Earlier this year I was invited to deliver some sales training for some clients in Dubai. It was over three days and I trained over 60 people. Nothing unusual about that, but carting 60 sets of workbooks through the skies meant I had to take out with me 2 large suitcases, one completely filled with workbooks.
Naturally, on my return journey I still had two large suitcases, again nothing odd there. But if you factor in that I was a businessman in a suit returning from a business trip in Dubai with two huge suitcases, it does start to look a little out of the ordinary.
The customs official at Heathrow airport thought so too and beckoned me over as I passed through customs. Here comes the suitcase search I thought, thinking about missing my train home.

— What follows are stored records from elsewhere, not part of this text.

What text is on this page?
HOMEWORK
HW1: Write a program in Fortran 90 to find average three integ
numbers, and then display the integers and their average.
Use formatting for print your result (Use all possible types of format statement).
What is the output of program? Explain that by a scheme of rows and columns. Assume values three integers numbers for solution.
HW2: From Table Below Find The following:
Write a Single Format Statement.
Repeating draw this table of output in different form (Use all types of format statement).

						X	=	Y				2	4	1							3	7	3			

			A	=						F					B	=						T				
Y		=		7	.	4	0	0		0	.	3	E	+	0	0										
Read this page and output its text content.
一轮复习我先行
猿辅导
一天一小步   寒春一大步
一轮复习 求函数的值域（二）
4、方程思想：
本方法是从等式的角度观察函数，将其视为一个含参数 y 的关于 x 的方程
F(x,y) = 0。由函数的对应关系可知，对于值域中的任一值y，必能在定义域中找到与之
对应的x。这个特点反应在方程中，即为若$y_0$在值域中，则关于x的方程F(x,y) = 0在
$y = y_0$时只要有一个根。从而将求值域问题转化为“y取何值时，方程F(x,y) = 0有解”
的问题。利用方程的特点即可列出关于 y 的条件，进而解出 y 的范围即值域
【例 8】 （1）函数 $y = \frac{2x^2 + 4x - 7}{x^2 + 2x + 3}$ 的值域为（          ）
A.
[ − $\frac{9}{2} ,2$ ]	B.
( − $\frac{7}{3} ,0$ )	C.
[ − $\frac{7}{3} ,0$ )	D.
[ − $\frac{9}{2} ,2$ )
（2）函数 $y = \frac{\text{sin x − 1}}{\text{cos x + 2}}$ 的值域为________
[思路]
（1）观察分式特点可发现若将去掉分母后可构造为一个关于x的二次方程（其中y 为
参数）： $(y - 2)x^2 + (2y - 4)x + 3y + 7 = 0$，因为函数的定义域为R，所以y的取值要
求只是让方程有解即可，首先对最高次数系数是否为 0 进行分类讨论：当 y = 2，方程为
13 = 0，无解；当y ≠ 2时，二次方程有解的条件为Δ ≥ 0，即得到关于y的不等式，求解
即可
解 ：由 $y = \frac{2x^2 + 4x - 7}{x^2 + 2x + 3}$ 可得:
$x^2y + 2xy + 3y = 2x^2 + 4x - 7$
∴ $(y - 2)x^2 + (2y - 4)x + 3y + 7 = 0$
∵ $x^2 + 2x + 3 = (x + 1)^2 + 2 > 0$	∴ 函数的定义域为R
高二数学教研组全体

He began by asking me some odd questions:
“How are you today Sir?” – Fine
“Do these suitcases belong to you?” – Yes (obviously, since I was carrying them)
“Have you been to Dubai on business?” – Yes (obviously really since I was in a suit)
“Was it warm out there?” – Yes (obviously again, it’s always warm in Dubai)
I soon figured what he was doing. He was observing me closely, looking at my physiology – body language, facial expressions – he was observing my signals when I said the word “yes”. I knew what he was going to do next. Do the same thing with the word “no”.
“Did you manage to get any sleep?” – No (obviously – it was a daytime flight of only 6 hours)
“Have you been doing any dangerous sports in Dubai sir?” – No (good odds that most business meetings in Dubai don’t involve bungee jumping)
“Do you have anything in those cases, that shouldn’t be in there?” – No (this was the truth).
“Off you go then Sir, and sorry to trouble you”. And I left.
You see he had calibrated my physiology for when I said no and was telling the truth. The body doesn’t lie, there’s a tell for everything and he found it for the word “no” and didn’t even bother to search the case. Clever man.
The police do this, barristers in court. I do it with my three children and I know when they’re lying.
Remember, physiology, there’s always a tell for everything you do.
Thankfully I managed to catch my train home, it was a long arduous journey and I was keen to get the train so thank you NLP calibration for helping me do this.